News from the Tennessee Valley Opinion


Pick-and-pay cable TV idea loaded with merit

People younger than baby boomers probably don't remember the day when television consisted of no more than four channels. In Alabama, it was ABC, NBC, CBS and Alabama Public television.

Then came cable television that piped in stations from Atlanta and Nashville and Chicago, giving viewers more choices. Today, most people get a package of stations they don't want simply to get a few channels they like. For instance, to get ESPN and ESPN2, local viewers must surf a sea of mediocrity. Why should cable companies force viewers to pay for a channel devoted to cooking or religion or old movies? Conservative groups' impatience with what the industry passes off as family television is justified. Even with filters that keep the raunchy programs away from children, they don't like paying to subsidize these marginal stations.

The idea of allowing viewers to buy only the channels they want resurfaced in Washington last week as part of the government's attempt to do something about the really bad stuff on television without embracing censorship.

"A la carte" pricing would allow consumers to look at the menu of programs and order from it just as they order food in a restaurant.

Industry opponents say "a la carte" pricing would force some weak stations off the air because of their low ratings.

Television packaging makes no more sense than forcing Decatur residents to take The Huntsville Times when they buy THE DECATUR DAILY.
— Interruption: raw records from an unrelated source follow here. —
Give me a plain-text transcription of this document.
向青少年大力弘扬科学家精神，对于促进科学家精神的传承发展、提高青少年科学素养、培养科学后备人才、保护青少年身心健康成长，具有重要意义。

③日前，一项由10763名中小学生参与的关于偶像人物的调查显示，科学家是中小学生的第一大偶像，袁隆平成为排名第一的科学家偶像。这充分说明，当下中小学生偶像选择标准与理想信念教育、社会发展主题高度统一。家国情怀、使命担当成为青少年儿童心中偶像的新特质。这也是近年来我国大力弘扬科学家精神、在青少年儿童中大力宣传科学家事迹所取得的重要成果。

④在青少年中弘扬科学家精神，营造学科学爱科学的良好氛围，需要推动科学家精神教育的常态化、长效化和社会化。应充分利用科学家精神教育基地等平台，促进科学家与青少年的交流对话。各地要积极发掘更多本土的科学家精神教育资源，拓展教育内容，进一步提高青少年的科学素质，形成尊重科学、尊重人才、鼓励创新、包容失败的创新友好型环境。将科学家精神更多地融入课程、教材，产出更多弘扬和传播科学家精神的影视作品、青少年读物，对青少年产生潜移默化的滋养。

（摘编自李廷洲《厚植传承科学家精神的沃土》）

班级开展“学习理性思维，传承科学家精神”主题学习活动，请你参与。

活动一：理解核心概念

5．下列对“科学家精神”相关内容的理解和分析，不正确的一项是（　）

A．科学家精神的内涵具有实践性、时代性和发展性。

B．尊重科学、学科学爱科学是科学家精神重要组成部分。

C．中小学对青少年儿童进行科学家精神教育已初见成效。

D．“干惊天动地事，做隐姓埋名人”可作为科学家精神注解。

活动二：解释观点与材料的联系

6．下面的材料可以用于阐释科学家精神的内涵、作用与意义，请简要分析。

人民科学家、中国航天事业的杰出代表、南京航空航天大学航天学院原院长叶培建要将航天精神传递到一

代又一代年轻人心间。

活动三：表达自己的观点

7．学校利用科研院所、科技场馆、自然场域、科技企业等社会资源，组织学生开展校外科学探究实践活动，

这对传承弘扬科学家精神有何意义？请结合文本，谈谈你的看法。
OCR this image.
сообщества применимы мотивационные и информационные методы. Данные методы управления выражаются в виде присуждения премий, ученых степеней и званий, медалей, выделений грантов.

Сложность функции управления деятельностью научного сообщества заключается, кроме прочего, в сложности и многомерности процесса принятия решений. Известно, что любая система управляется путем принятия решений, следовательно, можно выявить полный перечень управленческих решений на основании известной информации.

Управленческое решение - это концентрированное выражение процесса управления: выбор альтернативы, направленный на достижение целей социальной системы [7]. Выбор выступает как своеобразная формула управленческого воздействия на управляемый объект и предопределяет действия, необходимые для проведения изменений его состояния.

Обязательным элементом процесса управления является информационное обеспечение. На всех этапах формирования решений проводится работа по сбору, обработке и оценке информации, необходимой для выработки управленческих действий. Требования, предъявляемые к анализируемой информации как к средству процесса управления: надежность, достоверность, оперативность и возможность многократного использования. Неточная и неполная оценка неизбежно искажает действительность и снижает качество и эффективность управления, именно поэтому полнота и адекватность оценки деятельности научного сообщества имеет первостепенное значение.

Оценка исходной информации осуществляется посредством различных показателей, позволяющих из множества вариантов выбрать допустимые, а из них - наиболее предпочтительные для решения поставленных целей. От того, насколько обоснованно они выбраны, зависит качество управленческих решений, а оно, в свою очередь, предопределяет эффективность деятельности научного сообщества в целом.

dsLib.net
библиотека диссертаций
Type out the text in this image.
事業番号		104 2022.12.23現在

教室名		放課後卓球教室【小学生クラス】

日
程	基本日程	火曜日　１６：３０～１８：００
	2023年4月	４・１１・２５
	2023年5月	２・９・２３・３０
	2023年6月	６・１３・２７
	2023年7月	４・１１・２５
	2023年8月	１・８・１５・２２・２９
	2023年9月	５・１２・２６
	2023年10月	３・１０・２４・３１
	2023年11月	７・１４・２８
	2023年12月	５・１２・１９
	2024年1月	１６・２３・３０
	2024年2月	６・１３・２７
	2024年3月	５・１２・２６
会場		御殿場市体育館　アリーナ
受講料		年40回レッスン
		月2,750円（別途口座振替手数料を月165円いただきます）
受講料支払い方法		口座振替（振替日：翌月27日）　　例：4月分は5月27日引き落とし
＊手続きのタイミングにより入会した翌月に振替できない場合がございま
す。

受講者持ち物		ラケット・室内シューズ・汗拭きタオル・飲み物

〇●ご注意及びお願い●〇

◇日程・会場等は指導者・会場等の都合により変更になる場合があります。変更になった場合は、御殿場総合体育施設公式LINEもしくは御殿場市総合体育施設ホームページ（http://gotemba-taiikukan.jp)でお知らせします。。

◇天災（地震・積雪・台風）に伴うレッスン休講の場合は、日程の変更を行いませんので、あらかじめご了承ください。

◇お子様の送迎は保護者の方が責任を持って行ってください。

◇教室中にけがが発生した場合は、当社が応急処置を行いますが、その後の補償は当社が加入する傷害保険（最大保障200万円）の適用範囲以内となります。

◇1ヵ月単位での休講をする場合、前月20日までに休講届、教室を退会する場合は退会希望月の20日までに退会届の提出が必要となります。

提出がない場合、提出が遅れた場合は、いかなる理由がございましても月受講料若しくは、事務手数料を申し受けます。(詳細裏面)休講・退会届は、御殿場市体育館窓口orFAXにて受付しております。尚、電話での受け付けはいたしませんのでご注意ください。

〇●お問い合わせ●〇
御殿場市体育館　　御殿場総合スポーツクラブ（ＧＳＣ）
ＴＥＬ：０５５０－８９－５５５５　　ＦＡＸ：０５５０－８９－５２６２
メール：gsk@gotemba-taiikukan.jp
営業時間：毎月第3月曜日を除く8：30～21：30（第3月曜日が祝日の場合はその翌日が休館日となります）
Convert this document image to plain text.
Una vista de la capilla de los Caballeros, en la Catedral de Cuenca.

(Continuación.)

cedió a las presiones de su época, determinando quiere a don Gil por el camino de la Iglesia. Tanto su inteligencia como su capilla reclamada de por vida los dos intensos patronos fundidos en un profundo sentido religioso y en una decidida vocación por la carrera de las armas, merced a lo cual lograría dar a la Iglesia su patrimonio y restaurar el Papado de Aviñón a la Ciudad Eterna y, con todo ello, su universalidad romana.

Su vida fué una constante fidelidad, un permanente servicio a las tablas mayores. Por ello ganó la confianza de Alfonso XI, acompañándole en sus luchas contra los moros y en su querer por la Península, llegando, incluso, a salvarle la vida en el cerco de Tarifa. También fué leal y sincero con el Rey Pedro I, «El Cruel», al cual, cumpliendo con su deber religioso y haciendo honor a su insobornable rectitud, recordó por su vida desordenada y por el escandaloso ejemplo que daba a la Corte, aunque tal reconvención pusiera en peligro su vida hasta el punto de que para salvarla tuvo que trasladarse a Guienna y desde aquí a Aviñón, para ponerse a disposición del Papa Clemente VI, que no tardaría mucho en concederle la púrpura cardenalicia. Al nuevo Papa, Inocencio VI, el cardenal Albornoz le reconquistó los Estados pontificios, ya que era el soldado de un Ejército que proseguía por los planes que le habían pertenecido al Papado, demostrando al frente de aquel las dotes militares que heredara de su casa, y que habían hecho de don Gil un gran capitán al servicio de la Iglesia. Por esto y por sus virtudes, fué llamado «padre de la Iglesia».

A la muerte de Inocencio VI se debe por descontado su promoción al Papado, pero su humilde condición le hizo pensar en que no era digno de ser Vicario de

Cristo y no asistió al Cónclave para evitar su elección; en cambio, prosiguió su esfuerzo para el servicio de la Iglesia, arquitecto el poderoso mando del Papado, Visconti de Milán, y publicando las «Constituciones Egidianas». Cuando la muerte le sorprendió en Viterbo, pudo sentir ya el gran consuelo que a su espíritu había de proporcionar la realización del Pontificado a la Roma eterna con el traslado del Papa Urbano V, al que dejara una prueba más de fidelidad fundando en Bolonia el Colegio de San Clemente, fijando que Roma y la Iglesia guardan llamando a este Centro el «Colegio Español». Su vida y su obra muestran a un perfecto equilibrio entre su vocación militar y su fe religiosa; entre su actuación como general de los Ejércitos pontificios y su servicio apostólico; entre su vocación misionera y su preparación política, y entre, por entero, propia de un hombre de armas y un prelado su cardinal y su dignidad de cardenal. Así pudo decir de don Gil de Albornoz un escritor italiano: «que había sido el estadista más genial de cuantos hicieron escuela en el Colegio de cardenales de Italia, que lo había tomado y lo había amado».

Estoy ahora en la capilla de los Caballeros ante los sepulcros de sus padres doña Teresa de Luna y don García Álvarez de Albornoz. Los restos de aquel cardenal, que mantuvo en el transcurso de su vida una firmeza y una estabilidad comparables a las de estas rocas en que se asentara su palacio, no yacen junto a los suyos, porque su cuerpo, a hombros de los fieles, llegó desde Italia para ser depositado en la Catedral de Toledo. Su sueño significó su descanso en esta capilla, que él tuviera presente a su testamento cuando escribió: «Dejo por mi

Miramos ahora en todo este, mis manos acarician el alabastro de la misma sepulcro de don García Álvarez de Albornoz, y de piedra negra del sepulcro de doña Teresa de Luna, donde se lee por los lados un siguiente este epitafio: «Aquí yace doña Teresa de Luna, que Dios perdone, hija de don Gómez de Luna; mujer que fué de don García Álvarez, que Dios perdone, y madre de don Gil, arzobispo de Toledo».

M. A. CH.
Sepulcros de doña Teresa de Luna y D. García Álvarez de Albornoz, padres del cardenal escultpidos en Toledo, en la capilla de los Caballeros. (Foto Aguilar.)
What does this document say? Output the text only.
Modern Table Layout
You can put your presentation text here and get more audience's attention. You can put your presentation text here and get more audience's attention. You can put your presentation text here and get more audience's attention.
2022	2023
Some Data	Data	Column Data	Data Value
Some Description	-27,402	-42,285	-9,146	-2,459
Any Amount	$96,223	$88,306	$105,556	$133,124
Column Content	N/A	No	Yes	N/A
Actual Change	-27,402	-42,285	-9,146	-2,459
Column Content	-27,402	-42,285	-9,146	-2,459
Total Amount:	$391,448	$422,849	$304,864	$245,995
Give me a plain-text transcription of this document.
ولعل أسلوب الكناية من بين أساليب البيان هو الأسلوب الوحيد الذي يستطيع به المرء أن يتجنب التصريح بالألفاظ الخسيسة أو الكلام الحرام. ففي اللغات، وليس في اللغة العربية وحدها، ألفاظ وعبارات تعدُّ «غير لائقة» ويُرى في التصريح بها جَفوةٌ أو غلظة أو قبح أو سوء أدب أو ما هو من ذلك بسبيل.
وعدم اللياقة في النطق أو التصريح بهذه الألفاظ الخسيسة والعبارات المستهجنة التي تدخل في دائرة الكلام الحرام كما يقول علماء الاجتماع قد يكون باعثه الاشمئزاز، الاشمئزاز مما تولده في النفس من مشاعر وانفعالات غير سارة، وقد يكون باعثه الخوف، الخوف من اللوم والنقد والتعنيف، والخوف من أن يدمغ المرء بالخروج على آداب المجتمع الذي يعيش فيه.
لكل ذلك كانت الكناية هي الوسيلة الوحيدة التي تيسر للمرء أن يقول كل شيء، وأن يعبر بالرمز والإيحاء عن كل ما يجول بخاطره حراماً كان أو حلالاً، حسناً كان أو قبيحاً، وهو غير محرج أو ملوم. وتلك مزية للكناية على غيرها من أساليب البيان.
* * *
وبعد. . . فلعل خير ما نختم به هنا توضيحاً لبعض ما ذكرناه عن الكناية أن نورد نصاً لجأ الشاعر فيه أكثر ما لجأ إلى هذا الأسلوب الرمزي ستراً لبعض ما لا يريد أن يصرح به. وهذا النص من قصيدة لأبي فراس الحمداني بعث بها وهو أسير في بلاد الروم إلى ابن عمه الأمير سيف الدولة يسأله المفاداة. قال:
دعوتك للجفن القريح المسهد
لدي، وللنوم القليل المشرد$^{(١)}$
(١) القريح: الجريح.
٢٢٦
The packaging is as annoying as needing two wood screws to complete a project but having to buy a package of seven.

Television's future as the great educator of the masses started its transition into "a vast wasteland" in the 1960s. Today, most of what's on television isn't fit to watch.

But the nation doesn't need government making the decision about what people watch.

Thus, the sensible solution is to force cable and satellite companies to offer "a la carte" programs within a price structure that doesn't discriminate against viewers who opt for that discriminating package.